Mendix World Day 2 Wrap up

Another content-filled day here at Mendix World. Starting things off, Mendix CTO Johan Den Haan announced Mendix 5 today at the conference and touched on five particular enhancements to the more than 20 that will be included in the next version:

1. Layouts  ––  UX is becoming more important.  Lots of beautiful layouts from their App Store that are SmartPhone ready, HTM5 based and flexible for all screen sizes, and can connect to a specific device profile and reuse particular UI patterns.

2. App Launchpad  — A major new feature is a single starting place for users that can be customized and can be branded too, with a widget that can access a social activity stream and see all notifications for all your apps.

3. Components – Several enhancements focus on better integration.  Apps can contain multiple components and have explicit interfaces that can share data and logic components. The emphasis here is on reusable pieces that make it easier to maintain your apps.

4. Multi-tenant app services – This is what is behind the integrated UI as part of the Launchpad and these services can be used as part of the component interface. Their is also improved single sign-on and authentication via OpenID.

5. Enterprise admin features – You can view the status of all your apps and keep track of user rights and other parameters.

Next up was a very funny but poignant talk by another CTO, Ron Tolido of Capgemini Europe. He started off talking about “the business prevention department” which sounds a bit like something out of a Monty Python routine (for those of you that remember that wonderful comedy troupe, as at right). His (Tolido’s, not the Python guys’) message was that businesses need to move from prevention to catalyst, and it is time that IT should become more agile in supporting innovation.

The conference then split into three tracks, and I went to a few of the sessions. Joe Geldenhuys, the head of projects at Plessey’s South African office, described their situation. Plessey is managing long haul fiber network installations throughout Africa, some several hundred miles long involving thousands of people on the ground. Previously, they used tools such as Microsoft SharePoint and Project and scanned forms to keep track of the lines’ projects. “We had to have better visibility of our time lines, and what our guys on the ground were actually doing.”

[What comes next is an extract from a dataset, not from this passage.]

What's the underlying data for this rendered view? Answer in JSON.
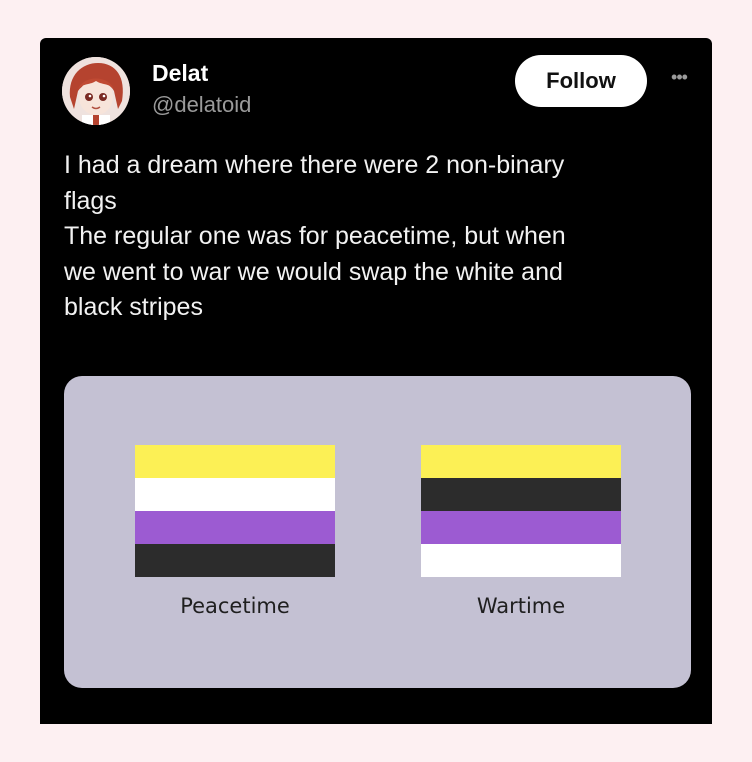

Plessey worked with Mansystems, a Mendix Dutch and South African VAR, to develop a proof of concept. This was remarkable because Plessey never heard of Mendix before he started, and decided to give them a try nonetheless. The proof of concept was well received, and was based on a tool called ExpertDesk using Mendix that Mansystems now sells to other clients and is a mainstay of their business.

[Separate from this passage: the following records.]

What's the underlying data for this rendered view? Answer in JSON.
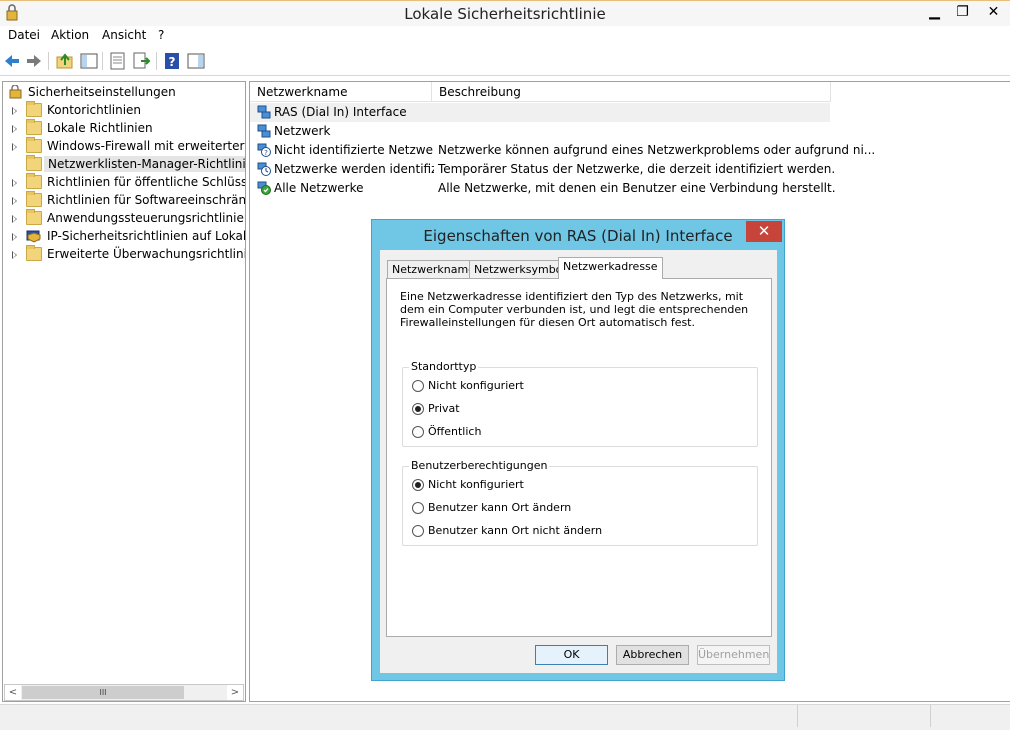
{
  "window": {
    "title": "Lokale Sicherheitsrichtlinie",
    "minimize": "▁",
    "maximize": "❐",
    "close": "✕"
  },
  "menu": {
    "items": [
      "Datei",
      "Aktion",
      "Ansicht",
      "?"
    ]
  },
  "toolbar": {
    "icons": [
      "back-arrow-icon",
      "forward-arrow-icon",
      "up-folder-icon",
      "show-hide-tree-icon",
      "properties-icon",
      "export-list-icon",
      "help-icon",
      "action-pane-icon"
    ]
  },
  "tree": {
    "root": "Sicherheitseinstellungen",
    "items": [
      {
        "label": "Kontorichtlinien",
        "icon": "folder-lock-icon"
      },
      {
        "label": "Lokale Richtlinien",
        "icon": "folder-lock-icon"
      },
      {
        "label": "Windows-Firewall mit erweiterter Sicherheit",
        "icon": "folder-icon"
      },
      {
        "label": "Netzwerklisten-Manager-Richtlinien",
        "icon": "folder-icon"
      },
      {
        "label": "Richtlinien für öffentliche Schlüssel",
        "icon": "folder-icon"
      },
      {
        "label": "Richtlinien für Softwareeinschränkung",
        "icon": "folder-icon"
      },
      {
        "label": "Anwendungssteuerungsrichtlinien",
        "icon": "folder-icon"
      },
      {
        "label": "IP-Sicherheitsrichtlinien auf Lokaler Computer",
        "icon": "ipsec-shield-icon"
      },
      {
        "label": "Erweiterte Überwachungsrichtlinienkonfiguration",
        "icon": "folder-icon"
      }
    ],
    "scroll_thumb": "III",
    "scroll_left": "<",
    "scroll_right": ">"
  },
  "list": {
    "columns": [
      "Netzwerkname",
      "Beschreibung"
    ],
    "rows": [
      {
        "name": "RAS (Dial In) Interface",
        "desc": ""
      },
      {
        "name": "Netzwerk",
        "desc": ""
      },
      {
        "name": "Nicht identifizierte Netzwerke",
        "desc": "Netzwerke können aufgrund eines Netzwerkproblems oder aufgrund ni..."
      },
      {
        "name": "Netzwerke werden identifizi...",
        "desc": "Temporärer Status der Netzwerke, die derzeit identifiziert werden."
      },
      {
        "name": "Alle Netzwerke",
        "desc": "Alle Netzwerke, mit denen ein Benutzer eine Verbindung herstellt."
      }
    ]
  },
  "dialog": {
    "title": "Eigenschaften von RAS (Dial In) Interface",
    "close": "✕",
    "tabs": [
      "Netzwerkname",
      "Netzwerksymbol",
      "Netzwerkadresse"
    ],
    "active_tab": "Netzwerkadresse",
    "description": "Eine Netzwerkadresse identifiziert den Typ des Netzwerks, mit dem ein Computer verbunden ist, und legt die entsprechenden Firewalleinstellungen für diesen Ort automatisch fest.",
    "location_group": {
      "legend": "Standorttyp",
      "options": [
        "Nicht konfiguriert",
        "Privat",
        "Öffentlich"
      ],
      "selected": "Privat"
    },
    "permissions_group": {
      "legend": "Benutzerberechtigungen",
      "options": [
        "Nicht konfiguriert",
        "Benutzer kann Ort ändern",
        "Benutzer kann Ort nicht ändern"
      ],
      "selected": "Nicht konfiguriert"
    },
    "buttons": {
      "ok": "OK",
      "cancel": "Abbrechen",
      "apply": "Übernehmen"
    }
  },
  "colors": {
    "dialog_frame": "#6fc6e5",
    "dialog_close": "#c7443a",
    "folder": "#f2d47a"
  }
}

It took Mansystems a few days to integrate their Mendix app into SAP, Microsoft Project, SharePoint, and set up user authentications with Active Directory. It includes email notifications, electronic approvals for work orders, and lots of real time graphical reporting and it is being used by over 80 of his staff.

“Now everyone in the business knows all our workflows, where before they all had different ideas of their roles,”  Geldenhuys stated.  They also know how much each resource is actually being used on each of their projects.

Also presenting were Dutch consultants from Nobel who have developed apps to help provide automobile damage estimates to Delta Lloyd Group after accidents are reported to various insurers. Prior to the Mendix-based apps, the claims adjusters could handle up to 15,000 claims a year. The Mendix apps boosted this to more than five-fold, increasing customer satisfaction in the process.

I also sat in on part of a talk by Jouke Waleson, Cloud Developer and Engineer for Mendix, who’s premise is that developers have to create new and better environments for their apps. “You start with a single app and before you know it you are in the app jungle,” he said. This jungle is characterized by having terrible management and conflicting goals, along with bureaucratic delays and clashes of cultures between sys admins and app developers. “You typically have your apps spread over several systems, and questions arise such as who has the rights to the VPN on which system,” he said. Of course we all know the solution to the app jungle…

The end of the conference came with the results of the student app contest, as we have written about here. It was fun to watch all the students work so hard on their apps and Rene van Hofwegen from Mendix did a great job as the master of ceremonies.

I hope you enjoyed my reports from the conference, and for those of you that I met in Rotterdam, it was nice to get to know you all.